The most recent visit was during a weekend afternoon, to take advantage of western light, and after the recent snowfall of at least eight inches among metro Omaha. The parking lot near the west pavilion at Levi Carter Park had not been plowed, which meant a hesitant thought regarding whether or not to drive into the place because of a hesitation to avoid getting stuck or becoming immobile among the snow. There was an obvious tire route to follow, so that was the route, without any deviation from the path to get to a place to park where the primary congregation of birds could be easily observed.
Near the eastern dock, the same though applied, but the place was traversed in a suitable manner, and provided a perspective to observe more birds elsewhere about the lake, other than its western extent.
There was one species more seen this year; comparing a tally of 24 for 2012 and 25 in 2013. This year, some usual birds were not seen nor heard during the visit period, especially the typical Downy Woodpecker and Northern Cardinal, so there might have been a greater variety if they had been expressive.
Two Trumpeter Swans were the day's highlight. They were both obvious from a distance and appreciated even more once seen upclose through a spotting scope once parked. In past weeks' there had been three. During the weekend visit this year, they both walked eastward across the ice to a bit of open water, away from most of the other waterfowl. For a time, they, along with one Pied-billed Grebe, were the only birds at the spot. Within a few minutes, however, a bunch of Canada Goose replicated the steps, and there were lines of geese moving towards the place. Soon there was a big bunch of geese present with the swans. They were establishing a new place to float and forage.

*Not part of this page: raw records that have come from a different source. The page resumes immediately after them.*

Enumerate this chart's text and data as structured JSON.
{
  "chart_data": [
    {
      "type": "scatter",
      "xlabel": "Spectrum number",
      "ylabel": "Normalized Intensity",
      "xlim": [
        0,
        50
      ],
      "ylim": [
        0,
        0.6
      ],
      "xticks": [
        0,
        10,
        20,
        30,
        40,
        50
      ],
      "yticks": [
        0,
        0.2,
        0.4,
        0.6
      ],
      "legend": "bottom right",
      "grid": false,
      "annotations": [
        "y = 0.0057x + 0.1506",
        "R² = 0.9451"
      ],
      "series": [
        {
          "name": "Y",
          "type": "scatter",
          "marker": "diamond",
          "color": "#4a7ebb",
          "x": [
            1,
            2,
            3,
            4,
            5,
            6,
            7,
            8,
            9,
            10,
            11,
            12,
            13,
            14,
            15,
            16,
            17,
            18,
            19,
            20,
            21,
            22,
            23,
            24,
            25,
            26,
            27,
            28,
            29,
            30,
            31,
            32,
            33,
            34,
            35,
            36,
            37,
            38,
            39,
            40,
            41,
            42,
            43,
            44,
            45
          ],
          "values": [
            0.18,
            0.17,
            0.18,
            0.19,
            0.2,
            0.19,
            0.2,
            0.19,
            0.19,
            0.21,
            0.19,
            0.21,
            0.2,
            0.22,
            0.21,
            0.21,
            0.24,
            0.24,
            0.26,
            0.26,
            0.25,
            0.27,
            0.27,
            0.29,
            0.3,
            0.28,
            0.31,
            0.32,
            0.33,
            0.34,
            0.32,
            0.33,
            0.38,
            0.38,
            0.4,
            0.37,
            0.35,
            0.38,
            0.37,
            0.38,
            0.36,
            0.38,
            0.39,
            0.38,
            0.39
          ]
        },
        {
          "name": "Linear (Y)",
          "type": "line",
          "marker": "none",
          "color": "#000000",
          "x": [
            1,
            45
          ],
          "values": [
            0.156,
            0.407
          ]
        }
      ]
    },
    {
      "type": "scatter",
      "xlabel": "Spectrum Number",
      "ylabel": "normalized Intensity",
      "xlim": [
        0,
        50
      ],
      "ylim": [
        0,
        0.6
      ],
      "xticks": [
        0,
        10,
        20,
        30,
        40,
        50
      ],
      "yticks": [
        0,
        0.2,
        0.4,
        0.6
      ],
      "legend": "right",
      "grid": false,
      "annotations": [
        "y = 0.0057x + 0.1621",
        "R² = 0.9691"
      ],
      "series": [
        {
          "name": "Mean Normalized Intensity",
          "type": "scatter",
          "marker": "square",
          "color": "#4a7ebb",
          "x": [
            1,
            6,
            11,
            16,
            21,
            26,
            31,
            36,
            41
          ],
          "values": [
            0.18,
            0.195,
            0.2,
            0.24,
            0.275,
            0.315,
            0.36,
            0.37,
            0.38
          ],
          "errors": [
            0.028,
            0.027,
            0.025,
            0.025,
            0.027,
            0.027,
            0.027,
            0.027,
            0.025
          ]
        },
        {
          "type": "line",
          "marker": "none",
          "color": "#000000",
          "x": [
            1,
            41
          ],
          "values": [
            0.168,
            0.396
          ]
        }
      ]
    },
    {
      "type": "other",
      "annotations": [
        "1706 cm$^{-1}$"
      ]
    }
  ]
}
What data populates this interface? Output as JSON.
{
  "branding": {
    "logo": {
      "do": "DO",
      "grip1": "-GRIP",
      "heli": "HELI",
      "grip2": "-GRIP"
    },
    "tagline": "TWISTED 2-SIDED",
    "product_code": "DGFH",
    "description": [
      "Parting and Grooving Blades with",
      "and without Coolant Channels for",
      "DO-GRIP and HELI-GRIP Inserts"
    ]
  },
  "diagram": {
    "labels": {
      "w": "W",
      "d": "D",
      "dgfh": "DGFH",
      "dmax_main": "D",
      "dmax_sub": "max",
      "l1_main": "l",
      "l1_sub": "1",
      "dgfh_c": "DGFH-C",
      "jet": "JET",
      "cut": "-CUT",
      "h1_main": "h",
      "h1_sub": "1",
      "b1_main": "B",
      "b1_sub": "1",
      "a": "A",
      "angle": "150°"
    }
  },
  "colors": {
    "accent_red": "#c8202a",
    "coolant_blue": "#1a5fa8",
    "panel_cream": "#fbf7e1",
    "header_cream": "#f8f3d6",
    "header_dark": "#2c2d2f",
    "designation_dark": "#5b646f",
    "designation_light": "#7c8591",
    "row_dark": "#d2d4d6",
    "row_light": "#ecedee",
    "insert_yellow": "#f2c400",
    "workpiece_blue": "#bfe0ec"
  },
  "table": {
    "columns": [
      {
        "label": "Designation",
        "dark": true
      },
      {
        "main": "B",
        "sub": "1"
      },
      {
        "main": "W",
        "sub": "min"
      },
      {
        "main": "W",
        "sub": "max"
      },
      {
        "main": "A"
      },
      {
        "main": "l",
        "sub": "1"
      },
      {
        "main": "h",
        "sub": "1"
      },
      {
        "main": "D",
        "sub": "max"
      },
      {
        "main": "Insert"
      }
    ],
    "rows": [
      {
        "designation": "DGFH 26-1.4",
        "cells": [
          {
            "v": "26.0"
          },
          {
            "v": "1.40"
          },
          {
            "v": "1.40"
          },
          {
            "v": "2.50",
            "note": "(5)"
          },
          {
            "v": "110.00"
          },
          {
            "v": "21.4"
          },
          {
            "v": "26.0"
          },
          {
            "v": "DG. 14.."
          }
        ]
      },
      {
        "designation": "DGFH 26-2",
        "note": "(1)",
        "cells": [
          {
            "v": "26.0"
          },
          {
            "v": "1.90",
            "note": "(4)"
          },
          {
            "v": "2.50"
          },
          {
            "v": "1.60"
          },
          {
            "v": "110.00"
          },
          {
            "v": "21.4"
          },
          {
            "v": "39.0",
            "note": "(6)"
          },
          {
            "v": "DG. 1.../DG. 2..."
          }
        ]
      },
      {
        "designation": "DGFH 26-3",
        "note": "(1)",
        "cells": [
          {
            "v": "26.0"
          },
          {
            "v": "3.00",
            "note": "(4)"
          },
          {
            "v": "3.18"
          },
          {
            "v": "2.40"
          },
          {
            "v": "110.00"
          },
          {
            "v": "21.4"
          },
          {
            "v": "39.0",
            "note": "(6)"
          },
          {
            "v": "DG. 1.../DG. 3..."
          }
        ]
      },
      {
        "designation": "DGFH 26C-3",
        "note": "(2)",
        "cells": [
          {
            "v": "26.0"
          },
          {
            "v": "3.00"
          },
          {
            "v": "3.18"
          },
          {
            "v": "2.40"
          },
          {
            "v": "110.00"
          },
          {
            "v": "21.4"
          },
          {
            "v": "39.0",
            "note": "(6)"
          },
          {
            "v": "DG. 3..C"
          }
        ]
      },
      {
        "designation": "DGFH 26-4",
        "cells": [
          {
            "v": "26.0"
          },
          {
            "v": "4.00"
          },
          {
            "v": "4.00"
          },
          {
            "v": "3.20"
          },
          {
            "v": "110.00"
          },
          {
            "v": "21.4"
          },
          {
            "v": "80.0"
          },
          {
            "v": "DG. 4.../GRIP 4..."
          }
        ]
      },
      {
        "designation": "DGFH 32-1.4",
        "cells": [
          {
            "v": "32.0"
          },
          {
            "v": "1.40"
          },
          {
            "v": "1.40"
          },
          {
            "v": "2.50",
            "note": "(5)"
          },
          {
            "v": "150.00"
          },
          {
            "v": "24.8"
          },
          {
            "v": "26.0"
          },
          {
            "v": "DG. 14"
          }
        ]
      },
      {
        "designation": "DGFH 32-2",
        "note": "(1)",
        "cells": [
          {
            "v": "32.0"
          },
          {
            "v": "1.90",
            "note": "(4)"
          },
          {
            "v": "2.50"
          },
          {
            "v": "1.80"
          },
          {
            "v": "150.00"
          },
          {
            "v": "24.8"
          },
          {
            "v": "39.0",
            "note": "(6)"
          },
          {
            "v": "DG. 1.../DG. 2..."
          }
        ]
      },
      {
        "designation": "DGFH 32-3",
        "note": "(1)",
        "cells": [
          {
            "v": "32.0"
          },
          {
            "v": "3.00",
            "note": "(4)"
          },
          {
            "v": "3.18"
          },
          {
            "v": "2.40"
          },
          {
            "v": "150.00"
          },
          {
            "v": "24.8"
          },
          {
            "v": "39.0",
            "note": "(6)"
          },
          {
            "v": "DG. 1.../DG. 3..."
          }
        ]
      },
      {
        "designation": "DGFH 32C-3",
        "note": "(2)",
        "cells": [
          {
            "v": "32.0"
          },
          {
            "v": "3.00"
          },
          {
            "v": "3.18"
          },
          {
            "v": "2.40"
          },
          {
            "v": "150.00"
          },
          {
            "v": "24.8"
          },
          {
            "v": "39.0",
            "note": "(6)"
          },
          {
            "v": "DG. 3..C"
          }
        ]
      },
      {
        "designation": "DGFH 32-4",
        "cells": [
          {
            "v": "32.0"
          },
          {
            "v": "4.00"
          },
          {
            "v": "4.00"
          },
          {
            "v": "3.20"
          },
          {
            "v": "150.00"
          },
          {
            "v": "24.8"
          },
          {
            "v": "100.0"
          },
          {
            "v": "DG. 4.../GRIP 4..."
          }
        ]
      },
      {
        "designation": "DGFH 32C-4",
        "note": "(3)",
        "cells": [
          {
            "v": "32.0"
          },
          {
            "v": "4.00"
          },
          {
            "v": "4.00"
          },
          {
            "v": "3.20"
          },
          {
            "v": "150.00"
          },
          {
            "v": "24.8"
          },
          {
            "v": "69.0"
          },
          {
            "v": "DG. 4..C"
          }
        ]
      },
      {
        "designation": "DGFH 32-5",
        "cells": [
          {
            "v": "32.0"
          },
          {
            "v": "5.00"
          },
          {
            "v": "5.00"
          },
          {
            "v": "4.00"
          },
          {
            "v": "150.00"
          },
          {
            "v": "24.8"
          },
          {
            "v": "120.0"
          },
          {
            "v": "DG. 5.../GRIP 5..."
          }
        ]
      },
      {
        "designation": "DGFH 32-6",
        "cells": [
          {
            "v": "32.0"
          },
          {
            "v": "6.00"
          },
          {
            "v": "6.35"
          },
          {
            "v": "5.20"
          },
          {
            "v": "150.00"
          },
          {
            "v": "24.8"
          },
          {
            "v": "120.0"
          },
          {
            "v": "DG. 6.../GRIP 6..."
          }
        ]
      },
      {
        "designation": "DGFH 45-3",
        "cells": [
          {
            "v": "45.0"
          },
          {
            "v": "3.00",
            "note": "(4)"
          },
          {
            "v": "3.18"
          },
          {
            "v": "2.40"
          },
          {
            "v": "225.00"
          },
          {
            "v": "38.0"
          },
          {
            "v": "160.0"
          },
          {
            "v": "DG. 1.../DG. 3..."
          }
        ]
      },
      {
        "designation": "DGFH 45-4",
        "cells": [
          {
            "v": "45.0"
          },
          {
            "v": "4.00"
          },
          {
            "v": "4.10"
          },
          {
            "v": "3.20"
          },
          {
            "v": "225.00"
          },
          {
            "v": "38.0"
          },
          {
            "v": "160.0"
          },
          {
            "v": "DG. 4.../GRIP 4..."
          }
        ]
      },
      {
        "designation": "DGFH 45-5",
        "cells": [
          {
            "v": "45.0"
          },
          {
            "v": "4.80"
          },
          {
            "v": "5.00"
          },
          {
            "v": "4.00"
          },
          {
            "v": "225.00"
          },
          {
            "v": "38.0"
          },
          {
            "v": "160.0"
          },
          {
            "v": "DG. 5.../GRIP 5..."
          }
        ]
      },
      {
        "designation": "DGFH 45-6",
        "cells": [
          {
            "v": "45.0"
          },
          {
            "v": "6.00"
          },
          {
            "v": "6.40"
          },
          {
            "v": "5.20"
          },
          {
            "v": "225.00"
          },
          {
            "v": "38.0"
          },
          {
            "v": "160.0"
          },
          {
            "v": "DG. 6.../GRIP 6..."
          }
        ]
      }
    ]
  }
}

Two other species of geese were prevalent in 2013 versus 2012. There were 26 Greater White-fronted Goose present compared to none a year ago. A larger number of Cackling Goose were also lingering. The count of Canada Goose was also higher this year.
Perhaps because of the snow and cold, there were many fewer Gadwall, with numbers of 133 vs. 1. More Mallard were denoted this year, while the number of Northern Shoveler continued to be consistent.
As for diving ducks, lesser numbers of Canvasback and Redhead were present, in a comparative sense. The occurrence of both species has been exceptional during the winter, with the numbers of the "lord of the ducks" especially appreciated.
A record of the Bufflehead and a couple of Hooded Merganser did not happen in 2012. Some Ruddy Duck continue to be present.
There are fewer American Coot at the lake in comparison. Last year the count was 310, with the tally this year only about 20. This continues the obvious trend of fewer numbers of this species in recent months compared to previous surveys following the lake renovation project.
This year, there was too much snow for Killdeer to be about. The same perspective might be significant as an indication for the lack of any American robin.
Carter Lake continues to be a birding hotspot, a moniker indicated by some detached perspective as presented online. The place is best known and appreciated by spending time lake side watching the birds. It is just a great place to bird watch.